Another WTO loss

India is failing to make a case for its protectionist turn

trade, import, export, foreign trade policy
Illustration by Binay Sinha
Business Standard Editorial Comment New Delhi
Last Updated : Nov 08 2018 | 10:33 PM IST
A three-member dispute settlement panel at the World Trade Organization (WTO) has ruled against India in its disagreement with Japan over import duties on hot-rolled steel. In the last financial year, Indian imports of steel from Japan and South Korea were 45 per cent of the total steel imports of 8.4 million tonnes; the total value of steel imports was $6.5 billion. India has sought to protect the domestic steel industry consistently over the past three years, following a plea by domestic producers to the government. The official argument given for this action was that Chinese over-capacity was distorting the market. Yet, it is clear that a major impact has also been felt by Japanese, and presumably Korean, steelmakers. It is now the case that India has lost its claim that its safeguard duties on hot-rolled steel in particular were consistent with WTO rules. In other words, India failed to substantiate that a sudden and sustained increase in imports had significantly harmed domestic producers. This means that one of two facts must be true. Either the steel industry was complaining without sufficient reason; or the government has failed to present these arguments convincingly enough in Geneva.

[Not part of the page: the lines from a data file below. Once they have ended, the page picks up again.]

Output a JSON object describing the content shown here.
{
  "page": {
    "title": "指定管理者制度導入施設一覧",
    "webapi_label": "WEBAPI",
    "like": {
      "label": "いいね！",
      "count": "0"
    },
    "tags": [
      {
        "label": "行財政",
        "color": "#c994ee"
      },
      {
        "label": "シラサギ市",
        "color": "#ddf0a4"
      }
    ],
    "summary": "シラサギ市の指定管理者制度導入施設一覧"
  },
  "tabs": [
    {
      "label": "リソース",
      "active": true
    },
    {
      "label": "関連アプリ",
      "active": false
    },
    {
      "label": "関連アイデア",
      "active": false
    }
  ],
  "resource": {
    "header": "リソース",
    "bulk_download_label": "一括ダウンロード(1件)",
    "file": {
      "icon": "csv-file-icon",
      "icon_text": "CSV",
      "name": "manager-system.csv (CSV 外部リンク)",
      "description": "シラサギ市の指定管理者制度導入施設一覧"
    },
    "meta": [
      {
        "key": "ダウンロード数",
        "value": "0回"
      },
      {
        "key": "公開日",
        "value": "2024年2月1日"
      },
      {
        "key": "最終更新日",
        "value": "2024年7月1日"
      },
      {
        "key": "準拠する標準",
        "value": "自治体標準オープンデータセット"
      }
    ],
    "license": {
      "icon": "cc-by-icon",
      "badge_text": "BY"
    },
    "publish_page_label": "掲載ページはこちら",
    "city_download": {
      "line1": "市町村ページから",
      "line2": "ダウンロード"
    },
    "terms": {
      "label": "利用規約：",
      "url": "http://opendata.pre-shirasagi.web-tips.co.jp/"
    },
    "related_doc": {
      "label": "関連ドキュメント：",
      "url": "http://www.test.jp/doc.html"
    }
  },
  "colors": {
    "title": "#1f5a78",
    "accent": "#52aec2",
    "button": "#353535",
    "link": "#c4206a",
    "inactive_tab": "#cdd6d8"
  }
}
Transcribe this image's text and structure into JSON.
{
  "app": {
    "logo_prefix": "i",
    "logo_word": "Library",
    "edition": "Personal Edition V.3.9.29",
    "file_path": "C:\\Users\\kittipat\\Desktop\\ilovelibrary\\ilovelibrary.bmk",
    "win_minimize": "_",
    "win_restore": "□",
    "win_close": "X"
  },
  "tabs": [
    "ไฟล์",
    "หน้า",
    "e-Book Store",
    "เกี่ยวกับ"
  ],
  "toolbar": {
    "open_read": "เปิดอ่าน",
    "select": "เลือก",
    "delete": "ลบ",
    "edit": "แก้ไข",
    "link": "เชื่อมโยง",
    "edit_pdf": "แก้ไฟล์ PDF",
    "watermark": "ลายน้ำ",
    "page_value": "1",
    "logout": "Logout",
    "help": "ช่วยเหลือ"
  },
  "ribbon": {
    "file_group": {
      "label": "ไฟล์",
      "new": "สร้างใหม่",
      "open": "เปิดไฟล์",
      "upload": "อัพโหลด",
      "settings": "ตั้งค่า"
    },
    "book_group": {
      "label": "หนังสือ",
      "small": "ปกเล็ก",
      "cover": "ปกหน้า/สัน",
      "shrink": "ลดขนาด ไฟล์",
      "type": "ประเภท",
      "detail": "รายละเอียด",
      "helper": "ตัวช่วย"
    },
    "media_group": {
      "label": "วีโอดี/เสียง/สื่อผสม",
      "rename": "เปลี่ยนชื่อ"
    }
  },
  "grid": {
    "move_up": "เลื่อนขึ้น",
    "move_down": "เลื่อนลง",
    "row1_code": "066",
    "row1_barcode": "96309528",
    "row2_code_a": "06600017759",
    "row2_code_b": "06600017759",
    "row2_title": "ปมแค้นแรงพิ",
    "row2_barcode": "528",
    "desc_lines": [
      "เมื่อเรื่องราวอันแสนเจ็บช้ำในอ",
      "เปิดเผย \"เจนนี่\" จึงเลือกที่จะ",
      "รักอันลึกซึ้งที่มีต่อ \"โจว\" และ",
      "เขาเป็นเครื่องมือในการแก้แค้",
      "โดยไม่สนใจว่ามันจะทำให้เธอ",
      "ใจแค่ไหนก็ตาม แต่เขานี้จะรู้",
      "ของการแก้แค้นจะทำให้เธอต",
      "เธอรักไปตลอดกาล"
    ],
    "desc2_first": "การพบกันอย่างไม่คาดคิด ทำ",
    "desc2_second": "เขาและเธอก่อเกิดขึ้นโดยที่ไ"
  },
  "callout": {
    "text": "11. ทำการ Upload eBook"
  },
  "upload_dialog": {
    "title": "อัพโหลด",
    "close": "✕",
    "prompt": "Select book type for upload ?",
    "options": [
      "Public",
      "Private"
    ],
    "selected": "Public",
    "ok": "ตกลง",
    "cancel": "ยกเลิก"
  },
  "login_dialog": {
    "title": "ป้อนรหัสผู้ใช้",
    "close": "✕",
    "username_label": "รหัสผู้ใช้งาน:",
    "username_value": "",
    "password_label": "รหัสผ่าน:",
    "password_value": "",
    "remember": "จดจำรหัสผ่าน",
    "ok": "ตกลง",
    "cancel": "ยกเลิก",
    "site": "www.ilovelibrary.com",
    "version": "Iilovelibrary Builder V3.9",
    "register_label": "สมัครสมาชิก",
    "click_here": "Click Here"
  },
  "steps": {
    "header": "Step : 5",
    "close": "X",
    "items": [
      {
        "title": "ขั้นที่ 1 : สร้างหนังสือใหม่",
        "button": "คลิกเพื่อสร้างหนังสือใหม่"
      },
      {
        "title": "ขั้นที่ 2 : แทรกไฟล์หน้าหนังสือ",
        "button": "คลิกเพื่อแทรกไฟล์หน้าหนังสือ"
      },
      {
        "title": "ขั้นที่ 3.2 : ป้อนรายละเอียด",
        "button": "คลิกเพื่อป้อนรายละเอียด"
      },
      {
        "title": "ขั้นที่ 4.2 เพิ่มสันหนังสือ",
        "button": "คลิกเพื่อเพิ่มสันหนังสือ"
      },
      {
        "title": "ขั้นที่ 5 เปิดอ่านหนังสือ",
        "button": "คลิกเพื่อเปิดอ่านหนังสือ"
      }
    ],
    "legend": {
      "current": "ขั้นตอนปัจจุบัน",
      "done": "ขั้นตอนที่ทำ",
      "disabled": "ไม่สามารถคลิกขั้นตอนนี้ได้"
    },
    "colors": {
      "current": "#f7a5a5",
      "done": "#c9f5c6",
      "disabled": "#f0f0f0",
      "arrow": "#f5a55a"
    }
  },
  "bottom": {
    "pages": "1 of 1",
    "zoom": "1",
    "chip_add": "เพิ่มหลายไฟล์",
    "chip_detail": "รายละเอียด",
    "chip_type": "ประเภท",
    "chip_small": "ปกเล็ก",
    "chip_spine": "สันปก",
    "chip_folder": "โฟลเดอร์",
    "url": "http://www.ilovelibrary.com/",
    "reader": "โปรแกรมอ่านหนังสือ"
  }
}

India’s turn towards protectionist trade policy over the past years has not gone unnoticed at the WTO. In one landmark ruling earlier this year, a WTO panel ruled that “domestic content requirements” in India’s solar panels breached trading rules. These requirements were scaled up as part of India’s effort to indigenise the manufacturing of solar panels amid a scale-up of renewable energy generation capacity. The decision itself was contested within the government; the ministry of new and renewable energy argued that cheaper solar panels were essential to India’s solar mission, while the department of industrial policy and promotion wanted to push Indian solar panel manufacturing. Two errors were made. First, given that the central fear was imports of panels from the People’s Republic of China, with its subsidised manufacturing, would skew purchasing choices, other sources of solar panels should have been brought on-side. Instead matters were allowed to slide with other panel-producing countries till the US filed and won its case. The second error was, again, in failing to make the case that the well-known crash in solar panel prices was damaging Indian industry.

A pattern is beginning to be visible when it comes to India at the WTO. A sharp protectionist action is taken; and, subsequently, India fails to back it up at the WTO with suitable arguments. This might well happen next with its hard stand on agricultural procurement, where it is defending its complex web of minimum support prices at the WTO amid international isolation and even opprobrium. The government has only two options. Either it stops trying to erect barriers that disadvantage Indian consumers in the name of domestic protection. Or it creates sufficient capacity that ensures it is able to win enough of the disputes that such barriers will cause. A larger debate is needed on the nature and orientation of India’s protectionist turn, which harms consumer welfare and causes international embarrassments of this sort.